Growth hormone (GH) together with cortisol are two important counter-regulatory hormones maintaining normal glycemia. Hyperinsulinemic hypoglycemia is a disorder of this counter-regulation described in neonates. We report here a rare case of reversible dissociated hypopituitarism secondary to an insulinoma in a 38-year-old man referred for investigation of hypoglycemic episodes. Hormonal investigations were in favour of dissociated anterior pituitary failure, with growth hormone and corticotroph deficiency. The hypothalamic-pituitary MRI was normal. The fasting test argued in favour of a hyperinsulinemic hypoglycemia. The abdominal scan and the endoscopic ultrasound showed a mass within the tail of the pancreas. Distal pancreatectomy was performed. Histology disclosed an insulinoma. On follow-up, no hypoglycemic episodes recurred and cortisol and GH response to induced hypoglycemia was normal. Our clinical case shows that hyperinsulinemia and hypoglycemia in patients with insulinoma can give rise to functional growth hormone and corticotrophin deficiency. The pathophysiological mechanism of this defective counter-regulation remains to be clarified; some studies suggest it could be related to hyperinsulinemia-induced decreased in CRF secretion and GHRH pulse.

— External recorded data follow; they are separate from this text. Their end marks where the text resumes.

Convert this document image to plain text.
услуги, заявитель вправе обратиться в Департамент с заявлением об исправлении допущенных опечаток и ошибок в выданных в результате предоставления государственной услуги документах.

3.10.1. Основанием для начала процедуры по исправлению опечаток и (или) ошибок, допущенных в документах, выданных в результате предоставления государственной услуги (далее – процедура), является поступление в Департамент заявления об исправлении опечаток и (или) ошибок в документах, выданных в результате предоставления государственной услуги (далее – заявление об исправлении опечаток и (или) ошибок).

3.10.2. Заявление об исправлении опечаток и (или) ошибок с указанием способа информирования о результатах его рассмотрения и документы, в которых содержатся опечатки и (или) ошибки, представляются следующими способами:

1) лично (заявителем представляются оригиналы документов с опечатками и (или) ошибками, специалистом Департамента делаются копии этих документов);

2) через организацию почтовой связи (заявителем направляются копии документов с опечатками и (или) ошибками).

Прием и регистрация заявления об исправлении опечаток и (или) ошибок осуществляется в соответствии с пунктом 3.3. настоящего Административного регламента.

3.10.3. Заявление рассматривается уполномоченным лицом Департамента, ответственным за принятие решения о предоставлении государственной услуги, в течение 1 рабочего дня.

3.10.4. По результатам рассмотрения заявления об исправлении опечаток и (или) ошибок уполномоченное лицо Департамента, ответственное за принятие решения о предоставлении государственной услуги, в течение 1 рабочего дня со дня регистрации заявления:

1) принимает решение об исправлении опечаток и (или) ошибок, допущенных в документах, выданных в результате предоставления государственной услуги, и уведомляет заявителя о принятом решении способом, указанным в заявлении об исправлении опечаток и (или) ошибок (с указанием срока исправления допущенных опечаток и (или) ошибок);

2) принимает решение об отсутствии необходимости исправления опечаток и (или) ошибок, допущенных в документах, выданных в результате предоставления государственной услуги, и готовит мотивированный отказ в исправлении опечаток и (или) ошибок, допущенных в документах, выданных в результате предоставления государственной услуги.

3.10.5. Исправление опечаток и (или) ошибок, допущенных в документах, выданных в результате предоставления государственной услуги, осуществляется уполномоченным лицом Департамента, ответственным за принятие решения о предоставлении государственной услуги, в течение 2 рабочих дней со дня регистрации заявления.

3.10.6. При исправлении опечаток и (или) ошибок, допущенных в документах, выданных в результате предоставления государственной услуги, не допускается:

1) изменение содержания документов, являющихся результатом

生长激素(GH)与皮质醇是维持正常血糖的两种重要的反调节激素。高胰岛素血症性低血糖症是一种在新生儿中描述的这种反调节紊乱。我们在此报告一例罕见的38岁男性因低血糖发作接受检查,继发于胰岛素瘤的可逆性分离性垂体功能减退病例。激素检查支持分离性垂体前叶功能衰竭,伴有生长激素和促肾上腺皮质激素缺乏。下丘脑-垂体MRI正常。禁食试验支持高胰岛素血症性低血糖症。腹部扫描和内镜超声显示胰腺尾部有一个肿块。进行了远端胰腺切除术。组织学检查发现为胰岛素瘤。随访时,未再发生低血糖发作,皮质醇和GH对诱导性低血糖的反应正常。我们的临床病例表明,胰岛素瘤患者的高胰岛素血症和低血糖可导致功能性生长激素和促肾上腺皮质激素缺乏。这种反调节缺陷的病理生理机制尚待阐明;一些研究表明,这可能与高胰岛素血症诱导的促肾上腺皮质激素释放因子(CRF)分泌减少和生长激素释放激素(GHRH)脉冲有关。